We have called upon the City to ensure that South LA receives the same protections provided to other communities. We have urged the City to modernize the Murphy Drill Site’s permit to require enclosure of the site, use electric workover rigs instead of diesel, and use electric utility power instead of burning methane in generators. These protections are not pipe dreams. Drill sites in wealthier (and whiter) communities in West LA had these requirements in place decades ago. But the City’s Planning Department has delayed a Determination of Conditions for nine-months denying equal protections for all of us.
In other cases, those who can act on the community’s behalf simply refuse to do so. For example, the LAFD fire chief won’t enforce the Fire Code’s requirement that idle oil wells be plugged or reactivated. Idle wells can create a pathway for toxic and explosive gasses to reach the surface posing a danger to residents and first responders. Our community turned to the courts for relief. Recently, a judge ruled that the fire chief's clear authority is discretionary, not mandatory. In other words, the fire chief has the authority to act, but chooses not to address this danger.
Similarly, LA’s petroleum administrator has received advanced notice of unpermitted “acid jobs” at the site, but refused to notify community members so we could move our families out of harm’s way. This well maintenance process involves large tanker trucks pumping tens of thousands of gallons of highly toxic acid into wells. The municipal code requires oil companies to obtain a permit for this work and City policy requires a public hearing before a permit can be issued. But the oil companies flout the law and the City’s planning director has not bothered to stop them. Imagine our shock and outrage when we observed chemical burns on plants outside of a drill site. Acid’s impacts don’t stop at the facility’s walls.
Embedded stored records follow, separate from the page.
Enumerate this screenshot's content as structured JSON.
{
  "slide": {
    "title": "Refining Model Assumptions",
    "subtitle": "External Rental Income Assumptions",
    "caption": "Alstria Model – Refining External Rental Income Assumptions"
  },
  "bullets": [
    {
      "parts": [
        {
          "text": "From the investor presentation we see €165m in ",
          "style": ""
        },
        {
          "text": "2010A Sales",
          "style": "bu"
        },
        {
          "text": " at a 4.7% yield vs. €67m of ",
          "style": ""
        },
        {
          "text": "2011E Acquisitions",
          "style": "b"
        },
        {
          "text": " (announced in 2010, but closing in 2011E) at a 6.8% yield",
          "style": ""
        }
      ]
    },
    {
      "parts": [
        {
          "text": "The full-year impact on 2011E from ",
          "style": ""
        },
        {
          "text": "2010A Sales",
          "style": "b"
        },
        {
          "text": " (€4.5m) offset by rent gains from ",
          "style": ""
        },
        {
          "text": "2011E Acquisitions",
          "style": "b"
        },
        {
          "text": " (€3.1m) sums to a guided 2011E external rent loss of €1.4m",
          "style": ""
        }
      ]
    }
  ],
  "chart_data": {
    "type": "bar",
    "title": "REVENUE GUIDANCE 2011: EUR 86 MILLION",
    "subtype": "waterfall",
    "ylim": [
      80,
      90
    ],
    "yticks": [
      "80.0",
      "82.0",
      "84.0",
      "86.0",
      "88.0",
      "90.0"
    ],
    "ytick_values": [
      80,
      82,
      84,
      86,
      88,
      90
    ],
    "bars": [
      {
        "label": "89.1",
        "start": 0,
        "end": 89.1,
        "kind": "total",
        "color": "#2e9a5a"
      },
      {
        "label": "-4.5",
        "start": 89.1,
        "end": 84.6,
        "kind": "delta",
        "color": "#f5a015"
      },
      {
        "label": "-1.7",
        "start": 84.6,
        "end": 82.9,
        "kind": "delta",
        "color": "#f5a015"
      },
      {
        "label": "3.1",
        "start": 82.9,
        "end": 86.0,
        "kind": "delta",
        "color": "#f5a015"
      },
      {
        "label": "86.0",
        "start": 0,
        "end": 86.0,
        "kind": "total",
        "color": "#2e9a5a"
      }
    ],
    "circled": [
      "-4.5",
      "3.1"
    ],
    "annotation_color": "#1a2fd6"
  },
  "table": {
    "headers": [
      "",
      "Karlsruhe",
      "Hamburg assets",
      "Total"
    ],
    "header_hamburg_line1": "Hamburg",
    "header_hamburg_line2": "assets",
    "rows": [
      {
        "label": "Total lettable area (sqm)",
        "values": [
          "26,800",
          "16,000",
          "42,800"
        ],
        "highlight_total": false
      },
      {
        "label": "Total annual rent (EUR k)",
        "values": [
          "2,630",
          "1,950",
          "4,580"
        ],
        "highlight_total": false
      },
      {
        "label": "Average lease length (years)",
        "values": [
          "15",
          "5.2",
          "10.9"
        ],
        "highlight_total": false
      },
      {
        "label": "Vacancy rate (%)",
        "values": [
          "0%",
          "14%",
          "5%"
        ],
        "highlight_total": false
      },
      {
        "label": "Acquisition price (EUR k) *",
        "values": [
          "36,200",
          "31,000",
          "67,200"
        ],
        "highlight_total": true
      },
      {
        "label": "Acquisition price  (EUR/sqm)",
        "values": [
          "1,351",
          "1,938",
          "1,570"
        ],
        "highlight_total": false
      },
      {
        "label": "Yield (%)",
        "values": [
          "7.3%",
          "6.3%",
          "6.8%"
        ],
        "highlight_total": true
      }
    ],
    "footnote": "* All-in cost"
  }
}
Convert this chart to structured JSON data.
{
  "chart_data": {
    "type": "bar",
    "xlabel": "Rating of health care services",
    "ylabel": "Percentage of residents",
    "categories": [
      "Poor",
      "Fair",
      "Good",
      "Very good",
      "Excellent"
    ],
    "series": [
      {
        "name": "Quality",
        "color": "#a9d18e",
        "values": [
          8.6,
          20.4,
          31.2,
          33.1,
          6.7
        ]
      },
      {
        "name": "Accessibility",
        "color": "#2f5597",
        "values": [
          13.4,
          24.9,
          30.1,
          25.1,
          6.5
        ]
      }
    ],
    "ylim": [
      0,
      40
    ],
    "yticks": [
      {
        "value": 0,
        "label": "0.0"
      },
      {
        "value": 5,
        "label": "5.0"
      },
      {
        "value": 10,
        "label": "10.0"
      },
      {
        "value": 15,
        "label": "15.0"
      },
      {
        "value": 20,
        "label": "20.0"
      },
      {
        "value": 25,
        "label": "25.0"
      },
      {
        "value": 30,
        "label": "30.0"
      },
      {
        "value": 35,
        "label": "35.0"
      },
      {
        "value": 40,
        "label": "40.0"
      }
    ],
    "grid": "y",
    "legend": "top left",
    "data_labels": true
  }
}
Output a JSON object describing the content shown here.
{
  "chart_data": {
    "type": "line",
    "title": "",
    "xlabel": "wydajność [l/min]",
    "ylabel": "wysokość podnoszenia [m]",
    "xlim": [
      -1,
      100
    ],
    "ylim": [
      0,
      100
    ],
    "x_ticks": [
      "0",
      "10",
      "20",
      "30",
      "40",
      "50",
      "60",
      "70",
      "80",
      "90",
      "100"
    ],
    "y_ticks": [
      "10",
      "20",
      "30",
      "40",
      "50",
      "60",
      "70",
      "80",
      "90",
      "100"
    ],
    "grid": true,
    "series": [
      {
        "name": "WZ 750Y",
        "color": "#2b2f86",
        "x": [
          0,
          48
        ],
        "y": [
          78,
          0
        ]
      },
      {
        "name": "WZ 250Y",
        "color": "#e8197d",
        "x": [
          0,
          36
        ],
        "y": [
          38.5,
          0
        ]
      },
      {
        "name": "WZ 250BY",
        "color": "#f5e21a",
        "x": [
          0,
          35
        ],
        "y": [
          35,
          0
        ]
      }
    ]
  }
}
The City of Los Angeles has an obligation to apply the Municipal Code in an equitable way for all its residents. We call on city officials, especially LA’s planning director, fire chief, and petroleum administrator, to use their authority to take action on our behalf, as they have for other communities. We are your neighbors, too, and we are suffering harm.
(Richard Parks is the president and founder of Redeemer Community Partnership. He moved to the neighborhood in 1986 to study at the University of Southern California and never left. Today, he and his wife Anna, are raising their three children in the neighborhood. Prior to taking his current position with the organization in 2019, he played a catalytic role in launching and leading a series of urban research centers at USC including: the Southern California Studies Center, the Urban Initiative, the Provost Initiative on Immigrant Integration, the Center for Social Innovation, the Preservation of Life Initiative, and the Center for Sustainability Solutions. He founded Redeemer Community Partnership to help create a safe, nurturing community for children and their families through leadership development, community transformation and resident partnerships.)